“Sono gli adulti a confondere reale e virtuale”, Matteo Lancini su La Stampa

Condividiamo l’articolo scritto da Matteo Lancini e pubblicato su La Stampa in data 13 marzo 2025.

Sono gli adulti a confondere reale e virtuale

di Matteo Lancini

Di fronte a serie tv come “Adolescence” o “Mare fuori”, ma anche a certi brani rap o certi videogiochi, la domanda degli adulti è sempre la stessa: se l’ascolto o la visione di contenuti violenti rappresentino un’istigazione o una sollecitazione a mettere in atto le emozioni negative provate dai ragazzi. Ci sono 56 guerre in atto nel mondo, e migliaia di morti reali a un passo da noi, compreso il ladro investito ripetutamente con l’auto dalla donna che ha scippato, eppure ci preoccupiamo dell’effetto di una fiction o di un videogioco. Il che prova innanzitutto che sono gli adulti a confondere il piano reale e quello virtuale, esattamente quello di cui accusano i loro figli e studenti.
Preferiamo raccontarci che le radici della violenza siano nei videogiochi o nelle parole dei trapper – i quali, per inciso, molto spesso la cantano grossa ma poi hanno come manager la mamma, che è l’unica persona al mondo di cui si fidano – per non riconoscere l’esistenza di emozioni spiacevoli e disturbanti dentro tutti noi. Ci si dovrebbe piuttosto interrogare sui motivi per cui i ragazzi invece di scendere per strada e confrontarsi con il mondo reale si chiudono in camera ad ascoltare musica o guardare un video.
Il fatto è che gli adulti faticano a legittimare emozioni come tristezza, paura e rabbia, le trovano disturbanti per il proprio quieto vivere, li fanno sentire inadeguati e cercano di metterle a tacere nei figli e negli studenti. Ma siccome sono emozioni reali, i ragazzi ne cercano l’espressione in una serie tv o in una canzone. È un modo per mettere in scena un “come se” e imparare a riconoscere dentro di sé queste parti emotive e provare a governarle. È anche il motivo per cui la violenza reale in questi ultimi anni è cambiata: perché queste sono generazioni cui non è permesso esprimere tristezza, rabbia, paura.
Bisognerebbe tornare a distinguere la violenza reale dalle immersioni nell’arte o nella creatività: di fronte a un adolescente che si suicida, non fermiamoci alla spiegazione che sia un gioco istigato dai social, partiamo piuttosto dall’esistenza reale del dolore, dell’angoscia, della disperazione.

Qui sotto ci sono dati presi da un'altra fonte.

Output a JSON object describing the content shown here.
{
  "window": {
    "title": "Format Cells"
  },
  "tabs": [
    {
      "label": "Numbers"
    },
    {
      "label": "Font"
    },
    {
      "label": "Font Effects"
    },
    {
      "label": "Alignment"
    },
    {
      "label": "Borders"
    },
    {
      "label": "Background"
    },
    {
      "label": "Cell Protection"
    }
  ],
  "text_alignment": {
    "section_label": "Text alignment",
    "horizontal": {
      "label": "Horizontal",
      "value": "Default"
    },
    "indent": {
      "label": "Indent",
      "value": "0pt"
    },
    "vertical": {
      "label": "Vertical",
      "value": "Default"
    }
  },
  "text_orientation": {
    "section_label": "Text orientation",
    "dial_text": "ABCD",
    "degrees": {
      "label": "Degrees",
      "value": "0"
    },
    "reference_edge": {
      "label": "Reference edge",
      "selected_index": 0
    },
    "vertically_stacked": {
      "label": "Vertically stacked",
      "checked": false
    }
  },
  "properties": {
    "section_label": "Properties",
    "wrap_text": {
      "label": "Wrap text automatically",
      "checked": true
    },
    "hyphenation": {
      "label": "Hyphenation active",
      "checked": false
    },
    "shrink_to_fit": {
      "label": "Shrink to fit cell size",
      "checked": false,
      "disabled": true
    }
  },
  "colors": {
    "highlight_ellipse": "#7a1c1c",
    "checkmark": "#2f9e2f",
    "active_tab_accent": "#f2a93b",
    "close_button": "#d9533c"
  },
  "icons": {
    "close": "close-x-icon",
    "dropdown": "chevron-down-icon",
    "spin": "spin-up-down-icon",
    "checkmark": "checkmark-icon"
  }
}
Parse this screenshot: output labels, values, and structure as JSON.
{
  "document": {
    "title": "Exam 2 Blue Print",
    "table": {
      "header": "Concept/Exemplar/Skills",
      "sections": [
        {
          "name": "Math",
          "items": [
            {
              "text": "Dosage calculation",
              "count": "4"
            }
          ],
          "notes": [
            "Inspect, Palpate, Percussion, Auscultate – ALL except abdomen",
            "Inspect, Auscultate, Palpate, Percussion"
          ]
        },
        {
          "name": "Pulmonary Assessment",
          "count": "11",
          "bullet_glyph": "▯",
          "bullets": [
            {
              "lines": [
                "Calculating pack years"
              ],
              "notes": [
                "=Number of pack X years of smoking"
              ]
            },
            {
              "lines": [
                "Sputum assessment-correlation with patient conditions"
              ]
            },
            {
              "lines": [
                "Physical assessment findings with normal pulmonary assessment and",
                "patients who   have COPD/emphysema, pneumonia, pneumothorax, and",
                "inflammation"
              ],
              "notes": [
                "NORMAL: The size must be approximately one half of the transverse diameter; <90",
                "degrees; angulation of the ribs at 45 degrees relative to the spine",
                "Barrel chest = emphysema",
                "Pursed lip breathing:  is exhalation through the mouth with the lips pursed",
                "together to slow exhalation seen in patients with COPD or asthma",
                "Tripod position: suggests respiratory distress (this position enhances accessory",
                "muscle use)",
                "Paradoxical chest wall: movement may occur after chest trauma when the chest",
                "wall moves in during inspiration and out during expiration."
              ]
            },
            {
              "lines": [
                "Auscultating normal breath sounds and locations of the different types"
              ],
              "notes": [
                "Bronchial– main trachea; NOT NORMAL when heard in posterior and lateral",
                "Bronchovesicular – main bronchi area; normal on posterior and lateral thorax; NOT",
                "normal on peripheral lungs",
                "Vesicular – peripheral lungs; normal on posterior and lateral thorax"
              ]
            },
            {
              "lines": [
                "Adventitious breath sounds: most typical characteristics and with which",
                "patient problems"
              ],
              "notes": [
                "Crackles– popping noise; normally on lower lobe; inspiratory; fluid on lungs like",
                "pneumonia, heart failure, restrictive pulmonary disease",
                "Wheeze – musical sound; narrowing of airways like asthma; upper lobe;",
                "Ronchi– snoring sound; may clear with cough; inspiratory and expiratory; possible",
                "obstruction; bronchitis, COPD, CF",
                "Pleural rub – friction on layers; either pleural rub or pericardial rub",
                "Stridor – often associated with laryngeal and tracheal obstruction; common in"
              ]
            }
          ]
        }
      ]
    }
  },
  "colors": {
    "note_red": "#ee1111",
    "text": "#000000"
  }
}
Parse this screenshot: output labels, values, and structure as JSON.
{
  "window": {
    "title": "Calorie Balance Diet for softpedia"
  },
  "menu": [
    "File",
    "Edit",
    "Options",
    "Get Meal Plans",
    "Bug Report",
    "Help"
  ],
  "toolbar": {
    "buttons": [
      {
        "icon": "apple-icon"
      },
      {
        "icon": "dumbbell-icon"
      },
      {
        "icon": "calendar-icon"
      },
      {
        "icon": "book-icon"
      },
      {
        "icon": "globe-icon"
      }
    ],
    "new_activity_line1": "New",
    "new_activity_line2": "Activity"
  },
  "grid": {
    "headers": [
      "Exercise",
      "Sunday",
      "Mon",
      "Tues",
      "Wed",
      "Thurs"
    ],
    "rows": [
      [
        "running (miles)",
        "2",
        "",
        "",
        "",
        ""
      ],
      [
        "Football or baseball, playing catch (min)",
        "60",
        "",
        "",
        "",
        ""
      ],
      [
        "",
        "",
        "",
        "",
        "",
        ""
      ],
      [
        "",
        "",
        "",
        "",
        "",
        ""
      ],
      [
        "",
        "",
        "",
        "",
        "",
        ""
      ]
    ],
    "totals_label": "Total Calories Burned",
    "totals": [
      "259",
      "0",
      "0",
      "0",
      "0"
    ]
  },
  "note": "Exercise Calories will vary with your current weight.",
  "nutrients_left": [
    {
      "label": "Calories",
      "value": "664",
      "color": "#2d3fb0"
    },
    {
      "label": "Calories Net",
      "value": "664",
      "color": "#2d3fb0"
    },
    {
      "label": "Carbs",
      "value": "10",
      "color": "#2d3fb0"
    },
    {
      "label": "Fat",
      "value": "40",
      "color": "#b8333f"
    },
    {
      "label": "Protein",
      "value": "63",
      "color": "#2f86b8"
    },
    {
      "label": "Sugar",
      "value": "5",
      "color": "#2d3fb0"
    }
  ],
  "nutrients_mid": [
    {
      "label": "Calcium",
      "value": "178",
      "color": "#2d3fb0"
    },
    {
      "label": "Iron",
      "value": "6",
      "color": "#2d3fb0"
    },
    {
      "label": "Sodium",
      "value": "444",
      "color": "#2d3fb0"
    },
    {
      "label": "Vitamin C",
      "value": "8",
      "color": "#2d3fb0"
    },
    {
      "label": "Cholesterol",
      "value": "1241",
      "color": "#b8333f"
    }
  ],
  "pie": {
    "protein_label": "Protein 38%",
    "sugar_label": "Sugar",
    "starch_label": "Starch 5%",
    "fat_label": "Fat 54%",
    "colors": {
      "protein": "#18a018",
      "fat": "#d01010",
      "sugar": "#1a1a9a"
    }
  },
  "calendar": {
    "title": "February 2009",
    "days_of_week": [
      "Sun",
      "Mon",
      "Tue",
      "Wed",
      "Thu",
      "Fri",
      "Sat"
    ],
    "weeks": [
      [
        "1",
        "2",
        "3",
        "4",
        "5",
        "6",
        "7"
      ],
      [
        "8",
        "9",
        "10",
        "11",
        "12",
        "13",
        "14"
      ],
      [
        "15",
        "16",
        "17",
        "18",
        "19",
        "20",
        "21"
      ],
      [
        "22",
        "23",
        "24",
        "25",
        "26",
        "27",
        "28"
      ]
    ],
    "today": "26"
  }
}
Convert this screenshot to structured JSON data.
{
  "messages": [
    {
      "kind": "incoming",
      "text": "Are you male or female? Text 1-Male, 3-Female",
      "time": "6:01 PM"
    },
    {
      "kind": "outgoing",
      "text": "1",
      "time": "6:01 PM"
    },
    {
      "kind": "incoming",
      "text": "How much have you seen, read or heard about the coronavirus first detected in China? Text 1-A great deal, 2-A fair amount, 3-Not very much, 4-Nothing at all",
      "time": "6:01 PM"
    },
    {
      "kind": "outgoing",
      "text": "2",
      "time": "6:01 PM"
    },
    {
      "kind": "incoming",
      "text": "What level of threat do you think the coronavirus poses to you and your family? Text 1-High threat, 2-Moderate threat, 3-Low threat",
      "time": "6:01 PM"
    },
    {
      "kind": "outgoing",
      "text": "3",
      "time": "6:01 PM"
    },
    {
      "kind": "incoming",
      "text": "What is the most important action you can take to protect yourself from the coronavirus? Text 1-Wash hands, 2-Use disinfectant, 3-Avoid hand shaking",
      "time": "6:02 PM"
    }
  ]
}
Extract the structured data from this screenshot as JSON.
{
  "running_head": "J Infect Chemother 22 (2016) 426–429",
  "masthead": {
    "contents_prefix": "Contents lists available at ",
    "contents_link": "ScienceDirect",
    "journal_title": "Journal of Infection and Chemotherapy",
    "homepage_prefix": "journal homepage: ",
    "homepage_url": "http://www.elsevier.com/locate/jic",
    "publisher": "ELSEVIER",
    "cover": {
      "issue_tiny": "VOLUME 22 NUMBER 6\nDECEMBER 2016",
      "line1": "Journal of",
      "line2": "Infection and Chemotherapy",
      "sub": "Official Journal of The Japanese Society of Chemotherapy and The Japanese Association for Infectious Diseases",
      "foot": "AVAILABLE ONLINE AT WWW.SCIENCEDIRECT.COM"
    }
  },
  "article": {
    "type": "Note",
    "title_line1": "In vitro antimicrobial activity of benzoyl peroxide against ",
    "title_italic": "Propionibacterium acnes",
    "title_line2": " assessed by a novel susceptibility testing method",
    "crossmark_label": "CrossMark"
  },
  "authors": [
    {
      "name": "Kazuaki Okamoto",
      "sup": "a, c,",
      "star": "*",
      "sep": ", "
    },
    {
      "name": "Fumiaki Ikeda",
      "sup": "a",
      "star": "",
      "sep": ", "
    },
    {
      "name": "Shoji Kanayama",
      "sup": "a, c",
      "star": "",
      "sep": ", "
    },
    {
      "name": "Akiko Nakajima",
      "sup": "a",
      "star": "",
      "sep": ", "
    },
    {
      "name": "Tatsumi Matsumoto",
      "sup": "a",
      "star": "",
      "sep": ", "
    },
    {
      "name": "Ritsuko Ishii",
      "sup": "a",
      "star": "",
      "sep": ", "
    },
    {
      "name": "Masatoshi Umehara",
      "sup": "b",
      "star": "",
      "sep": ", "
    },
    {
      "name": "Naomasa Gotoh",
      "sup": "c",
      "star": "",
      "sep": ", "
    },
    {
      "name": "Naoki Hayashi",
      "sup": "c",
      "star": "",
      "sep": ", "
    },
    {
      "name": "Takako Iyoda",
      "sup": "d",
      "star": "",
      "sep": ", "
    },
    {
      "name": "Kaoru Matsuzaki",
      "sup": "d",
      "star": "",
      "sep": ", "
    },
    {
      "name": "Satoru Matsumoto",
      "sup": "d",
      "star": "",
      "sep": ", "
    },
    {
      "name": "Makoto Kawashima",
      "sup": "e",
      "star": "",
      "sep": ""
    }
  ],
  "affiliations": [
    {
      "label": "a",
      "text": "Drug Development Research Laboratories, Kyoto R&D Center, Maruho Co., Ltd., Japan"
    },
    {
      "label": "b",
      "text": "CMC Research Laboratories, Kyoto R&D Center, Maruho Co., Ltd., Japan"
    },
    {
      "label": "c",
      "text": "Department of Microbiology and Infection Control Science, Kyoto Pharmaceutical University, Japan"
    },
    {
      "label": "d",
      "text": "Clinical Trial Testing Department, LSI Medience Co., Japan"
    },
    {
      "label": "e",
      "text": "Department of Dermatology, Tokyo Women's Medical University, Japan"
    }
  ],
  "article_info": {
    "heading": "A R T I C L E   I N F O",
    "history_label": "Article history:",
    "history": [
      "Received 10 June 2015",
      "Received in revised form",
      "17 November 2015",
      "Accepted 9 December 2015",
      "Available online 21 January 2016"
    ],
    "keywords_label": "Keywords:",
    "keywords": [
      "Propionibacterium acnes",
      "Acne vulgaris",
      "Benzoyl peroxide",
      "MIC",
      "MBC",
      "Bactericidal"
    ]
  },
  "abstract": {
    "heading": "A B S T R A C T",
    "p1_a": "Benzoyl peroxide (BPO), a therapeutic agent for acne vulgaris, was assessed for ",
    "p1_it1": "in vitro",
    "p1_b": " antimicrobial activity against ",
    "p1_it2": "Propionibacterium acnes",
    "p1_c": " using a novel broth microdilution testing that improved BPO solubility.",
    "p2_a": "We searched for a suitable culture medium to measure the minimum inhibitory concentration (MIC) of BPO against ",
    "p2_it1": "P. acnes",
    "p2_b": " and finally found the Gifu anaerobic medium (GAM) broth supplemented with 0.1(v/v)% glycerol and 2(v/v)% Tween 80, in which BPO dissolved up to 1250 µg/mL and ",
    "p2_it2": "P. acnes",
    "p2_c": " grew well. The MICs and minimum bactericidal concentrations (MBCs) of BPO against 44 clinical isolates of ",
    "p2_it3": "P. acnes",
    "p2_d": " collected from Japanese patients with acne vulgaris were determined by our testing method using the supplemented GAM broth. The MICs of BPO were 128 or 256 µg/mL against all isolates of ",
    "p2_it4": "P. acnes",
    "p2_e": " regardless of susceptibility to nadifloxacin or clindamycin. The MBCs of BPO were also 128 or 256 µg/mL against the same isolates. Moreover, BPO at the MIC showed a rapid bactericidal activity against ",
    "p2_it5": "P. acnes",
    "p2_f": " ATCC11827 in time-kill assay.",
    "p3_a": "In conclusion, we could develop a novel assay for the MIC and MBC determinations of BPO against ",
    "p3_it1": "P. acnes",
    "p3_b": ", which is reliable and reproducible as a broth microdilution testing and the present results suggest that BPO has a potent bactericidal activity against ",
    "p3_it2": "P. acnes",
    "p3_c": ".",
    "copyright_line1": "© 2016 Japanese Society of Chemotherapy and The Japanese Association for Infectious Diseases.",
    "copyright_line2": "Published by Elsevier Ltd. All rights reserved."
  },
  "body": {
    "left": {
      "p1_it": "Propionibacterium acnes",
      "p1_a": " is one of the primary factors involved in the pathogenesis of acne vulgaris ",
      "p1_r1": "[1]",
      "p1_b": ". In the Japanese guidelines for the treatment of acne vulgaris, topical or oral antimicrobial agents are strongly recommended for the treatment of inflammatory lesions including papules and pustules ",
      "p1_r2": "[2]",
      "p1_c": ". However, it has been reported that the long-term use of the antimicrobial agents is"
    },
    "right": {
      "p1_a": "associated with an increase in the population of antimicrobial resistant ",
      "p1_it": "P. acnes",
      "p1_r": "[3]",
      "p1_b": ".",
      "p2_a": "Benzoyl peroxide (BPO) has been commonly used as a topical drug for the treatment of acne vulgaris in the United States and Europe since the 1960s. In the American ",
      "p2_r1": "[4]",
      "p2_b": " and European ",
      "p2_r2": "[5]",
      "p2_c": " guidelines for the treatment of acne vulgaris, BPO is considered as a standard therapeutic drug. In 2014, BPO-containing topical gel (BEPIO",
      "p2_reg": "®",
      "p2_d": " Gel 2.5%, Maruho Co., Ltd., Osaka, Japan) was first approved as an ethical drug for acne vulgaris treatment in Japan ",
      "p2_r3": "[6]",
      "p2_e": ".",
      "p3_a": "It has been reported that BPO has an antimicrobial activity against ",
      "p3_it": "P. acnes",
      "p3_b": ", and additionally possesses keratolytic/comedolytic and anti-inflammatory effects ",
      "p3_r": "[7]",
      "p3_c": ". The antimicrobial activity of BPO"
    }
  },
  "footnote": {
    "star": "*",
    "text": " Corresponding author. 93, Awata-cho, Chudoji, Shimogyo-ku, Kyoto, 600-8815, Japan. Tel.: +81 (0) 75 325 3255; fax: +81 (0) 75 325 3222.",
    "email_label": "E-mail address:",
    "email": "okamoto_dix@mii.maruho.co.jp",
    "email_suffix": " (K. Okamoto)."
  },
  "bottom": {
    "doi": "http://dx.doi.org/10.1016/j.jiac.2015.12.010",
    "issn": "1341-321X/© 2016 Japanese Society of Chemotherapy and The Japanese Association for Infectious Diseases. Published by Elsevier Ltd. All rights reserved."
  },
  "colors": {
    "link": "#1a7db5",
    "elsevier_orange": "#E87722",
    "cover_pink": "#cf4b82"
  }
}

Anche negli adolescenti. Quando un bambino ci dice “Ho paura del cane” non rispondiamo subito “Non devi aver paura, il cane è buono”, ammettiamo che la paura è un sentimento legittimo. Solo riconoscendo che la violenza, il fallimento, la disperazione abitano dentro di noi riusciremo ad aiutare anche i nostri figli ad accettarli.